Season 2 doesn’t try to reinvent the wheel, but it does expand the conflict with more subplots to keep track of and some globetrotting espionage. While the first season introduced us to Peter Sutherland (Gabriel Basso) and the secretive Night Action program all with a tense presidential assassination plot, the second season takes us on a high-stakes adventure filled with ruthless terrorists, Iranian double agents and a cunning intelligence broker named Jacob Monroe (Louis Herthum).

Sutherland is now a full Night Action agent, though he’s still green as far as his superiors are concerned. When an operation in Bangkok goes bad, he doesn’t know who he can trust—other than Rose Larkin (Luciane Buchanan) of course—so he goes underground. The season hits the ground running and never really lets up.

There’s a whole new cast of characters onboard in Season 2. Catherine Weaver (Amanda Warren) is Sutherland’s handler, a veteran Night Action agent whose history is intimately tied to Sutherland’s own. We also meet Sami (Marwan Kenzari) a multilingual ex-soldier and Night Action agent who ended up as one of my favorite new characters (I’d watch a Sami spinoff, Netflix).

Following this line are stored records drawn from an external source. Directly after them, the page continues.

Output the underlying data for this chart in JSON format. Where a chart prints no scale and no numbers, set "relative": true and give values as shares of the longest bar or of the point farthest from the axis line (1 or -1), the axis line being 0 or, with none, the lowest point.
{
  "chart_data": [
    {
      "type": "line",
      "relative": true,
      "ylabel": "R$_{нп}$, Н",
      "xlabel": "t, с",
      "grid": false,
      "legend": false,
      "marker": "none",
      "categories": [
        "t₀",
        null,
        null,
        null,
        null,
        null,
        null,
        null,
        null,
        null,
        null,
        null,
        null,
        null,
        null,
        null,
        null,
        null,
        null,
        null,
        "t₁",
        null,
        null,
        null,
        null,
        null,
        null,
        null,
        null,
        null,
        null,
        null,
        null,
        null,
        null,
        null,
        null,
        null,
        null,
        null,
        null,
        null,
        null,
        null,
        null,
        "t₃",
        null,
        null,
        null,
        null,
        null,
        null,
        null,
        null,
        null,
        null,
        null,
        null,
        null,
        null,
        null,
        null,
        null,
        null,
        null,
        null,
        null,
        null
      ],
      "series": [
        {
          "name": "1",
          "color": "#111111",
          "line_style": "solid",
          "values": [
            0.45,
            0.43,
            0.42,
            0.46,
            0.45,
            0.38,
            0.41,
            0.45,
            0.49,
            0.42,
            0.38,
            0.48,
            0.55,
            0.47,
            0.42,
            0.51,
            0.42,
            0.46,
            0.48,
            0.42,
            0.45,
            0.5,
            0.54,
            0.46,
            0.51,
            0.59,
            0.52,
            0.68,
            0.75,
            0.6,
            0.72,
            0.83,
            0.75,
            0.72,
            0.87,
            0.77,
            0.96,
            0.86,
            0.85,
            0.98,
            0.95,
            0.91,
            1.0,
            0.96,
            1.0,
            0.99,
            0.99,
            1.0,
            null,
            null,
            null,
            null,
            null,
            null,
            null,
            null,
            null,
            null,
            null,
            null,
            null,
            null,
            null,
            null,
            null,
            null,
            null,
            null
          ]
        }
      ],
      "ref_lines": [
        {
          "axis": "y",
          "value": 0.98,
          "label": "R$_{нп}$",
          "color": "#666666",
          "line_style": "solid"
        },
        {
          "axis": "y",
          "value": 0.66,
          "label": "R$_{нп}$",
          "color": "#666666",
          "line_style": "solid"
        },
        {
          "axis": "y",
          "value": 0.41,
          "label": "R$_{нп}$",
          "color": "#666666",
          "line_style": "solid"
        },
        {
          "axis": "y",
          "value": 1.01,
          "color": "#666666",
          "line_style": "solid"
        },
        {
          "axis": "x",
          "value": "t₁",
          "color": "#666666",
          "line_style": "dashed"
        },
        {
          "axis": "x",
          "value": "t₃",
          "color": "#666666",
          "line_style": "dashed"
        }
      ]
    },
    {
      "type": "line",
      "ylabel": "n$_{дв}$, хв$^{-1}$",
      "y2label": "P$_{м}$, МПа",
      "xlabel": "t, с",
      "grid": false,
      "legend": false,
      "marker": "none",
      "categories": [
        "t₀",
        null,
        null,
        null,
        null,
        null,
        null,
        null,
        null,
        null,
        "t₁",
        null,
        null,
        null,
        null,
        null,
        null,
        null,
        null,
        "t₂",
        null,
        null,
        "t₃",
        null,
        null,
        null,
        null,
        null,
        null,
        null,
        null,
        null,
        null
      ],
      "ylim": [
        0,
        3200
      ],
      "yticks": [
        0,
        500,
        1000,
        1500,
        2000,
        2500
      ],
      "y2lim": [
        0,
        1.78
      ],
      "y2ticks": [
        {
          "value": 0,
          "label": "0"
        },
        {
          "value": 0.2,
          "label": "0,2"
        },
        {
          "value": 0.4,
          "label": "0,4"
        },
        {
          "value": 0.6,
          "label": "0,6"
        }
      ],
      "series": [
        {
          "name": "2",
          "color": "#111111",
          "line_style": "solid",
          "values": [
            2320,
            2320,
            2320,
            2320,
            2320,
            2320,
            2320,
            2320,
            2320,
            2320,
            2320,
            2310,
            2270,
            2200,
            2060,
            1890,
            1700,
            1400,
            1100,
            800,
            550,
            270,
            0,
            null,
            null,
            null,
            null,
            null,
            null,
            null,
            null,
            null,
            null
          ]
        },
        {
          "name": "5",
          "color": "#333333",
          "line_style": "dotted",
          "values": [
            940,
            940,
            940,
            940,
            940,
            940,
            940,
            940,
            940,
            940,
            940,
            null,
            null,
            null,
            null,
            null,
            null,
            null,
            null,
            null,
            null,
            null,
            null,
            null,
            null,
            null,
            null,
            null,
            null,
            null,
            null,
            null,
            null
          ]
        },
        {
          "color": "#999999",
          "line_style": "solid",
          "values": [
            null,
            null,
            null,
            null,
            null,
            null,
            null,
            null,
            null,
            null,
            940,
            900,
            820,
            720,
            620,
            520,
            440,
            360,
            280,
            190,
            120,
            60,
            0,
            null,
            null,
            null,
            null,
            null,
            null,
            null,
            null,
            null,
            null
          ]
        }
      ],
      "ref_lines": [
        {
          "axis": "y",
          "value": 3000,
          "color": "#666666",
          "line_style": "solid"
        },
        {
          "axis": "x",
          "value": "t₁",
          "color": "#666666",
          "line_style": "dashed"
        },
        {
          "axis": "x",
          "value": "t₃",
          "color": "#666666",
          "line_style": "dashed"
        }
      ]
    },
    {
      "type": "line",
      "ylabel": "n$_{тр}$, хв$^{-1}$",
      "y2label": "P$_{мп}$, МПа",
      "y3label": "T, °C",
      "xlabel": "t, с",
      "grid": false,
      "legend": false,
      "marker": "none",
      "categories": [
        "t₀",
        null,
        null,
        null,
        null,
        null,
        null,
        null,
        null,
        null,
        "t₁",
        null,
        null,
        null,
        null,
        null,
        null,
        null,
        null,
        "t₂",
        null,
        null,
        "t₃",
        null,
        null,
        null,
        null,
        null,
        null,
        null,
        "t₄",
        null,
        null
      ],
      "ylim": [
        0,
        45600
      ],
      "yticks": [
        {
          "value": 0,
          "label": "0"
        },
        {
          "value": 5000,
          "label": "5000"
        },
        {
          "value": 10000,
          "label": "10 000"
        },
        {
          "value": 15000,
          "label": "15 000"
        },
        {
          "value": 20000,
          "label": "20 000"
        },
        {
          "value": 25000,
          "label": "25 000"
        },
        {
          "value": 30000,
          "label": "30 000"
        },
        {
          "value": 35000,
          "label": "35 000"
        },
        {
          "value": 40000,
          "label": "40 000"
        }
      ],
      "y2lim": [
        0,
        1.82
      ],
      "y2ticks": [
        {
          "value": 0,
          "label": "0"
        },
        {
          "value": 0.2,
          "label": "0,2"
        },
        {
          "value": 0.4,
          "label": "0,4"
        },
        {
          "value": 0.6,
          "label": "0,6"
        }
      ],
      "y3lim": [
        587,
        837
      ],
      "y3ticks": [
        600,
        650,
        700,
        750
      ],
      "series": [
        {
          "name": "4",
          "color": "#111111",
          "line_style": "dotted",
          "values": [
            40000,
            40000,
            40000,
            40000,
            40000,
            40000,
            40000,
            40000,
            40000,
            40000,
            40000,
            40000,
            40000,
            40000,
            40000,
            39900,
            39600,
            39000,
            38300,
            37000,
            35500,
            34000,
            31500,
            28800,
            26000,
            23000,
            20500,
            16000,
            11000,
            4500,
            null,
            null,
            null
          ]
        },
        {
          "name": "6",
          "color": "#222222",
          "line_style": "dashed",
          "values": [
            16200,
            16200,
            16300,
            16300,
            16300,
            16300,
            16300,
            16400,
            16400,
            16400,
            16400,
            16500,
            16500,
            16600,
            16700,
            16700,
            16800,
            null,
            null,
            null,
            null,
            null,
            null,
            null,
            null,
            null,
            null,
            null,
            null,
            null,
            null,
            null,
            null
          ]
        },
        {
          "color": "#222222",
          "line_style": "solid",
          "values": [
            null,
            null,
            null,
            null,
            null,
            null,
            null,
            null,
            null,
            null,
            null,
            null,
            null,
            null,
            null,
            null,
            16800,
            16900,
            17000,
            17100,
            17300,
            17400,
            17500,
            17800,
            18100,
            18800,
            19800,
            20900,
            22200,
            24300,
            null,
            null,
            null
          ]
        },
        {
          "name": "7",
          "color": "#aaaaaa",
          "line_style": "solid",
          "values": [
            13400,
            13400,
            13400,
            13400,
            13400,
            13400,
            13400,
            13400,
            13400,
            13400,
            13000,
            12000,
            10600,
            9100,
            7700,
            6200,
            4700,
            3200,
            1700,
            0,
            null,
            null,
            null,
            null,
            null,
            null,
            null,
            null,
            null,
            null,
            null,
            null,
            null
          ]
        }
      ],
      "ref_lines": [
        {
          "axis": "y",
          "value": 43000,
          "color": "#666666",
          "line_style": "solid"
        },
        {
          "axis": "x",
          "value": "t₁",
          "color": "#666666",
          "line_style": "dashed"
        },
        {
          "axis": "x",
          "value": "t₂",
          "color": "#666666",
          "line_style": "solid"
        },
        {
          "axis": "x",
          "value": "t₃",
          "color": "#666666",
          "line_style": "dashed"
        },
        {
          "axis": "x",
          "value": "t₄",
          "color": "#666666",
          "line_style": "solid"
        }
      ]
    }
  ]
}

Our heroes go toe-to-toe with Monroe’s goons, led by Solomon (Berto Colon) as well as a terrorist group led by the dastardly Markus (Michael Malarkey) and his reluctant cousin, Tomas (Rob Heaps). And since two groups of antagonists aren’t enough, there’s also Iranian intelligence officer, Javad (Keon Alexander) to contend with.

A great deal of the season actually takes place within the Iranian embassy, where we meet Noor (Arienne Mandi) an Iranian embassy employee who wants to help her family flee Iran, and goes to great—and dangerous—lengths to make that happen. All these various characters and subplots converge in a high-stakes race against the clock, as a terrorist group seeks to carry out a deadly attack and exact terrible revenge.

I found the season every bit as bingeable and entertaining as the first, even though there are plenty of little moments where you shake your head at just how implausible a lot of it is. That’s okay! When a show manages to be this much fun with this likeable a cast, you can forgive the little things. Even the bad guys are likable this time around, which is good because we spend quite a lot of time with them. The Night Agent’s second season isn’t going to win any awards, but it’s a genuinely fun ride from start to finish, and I’m already excited for Season 3.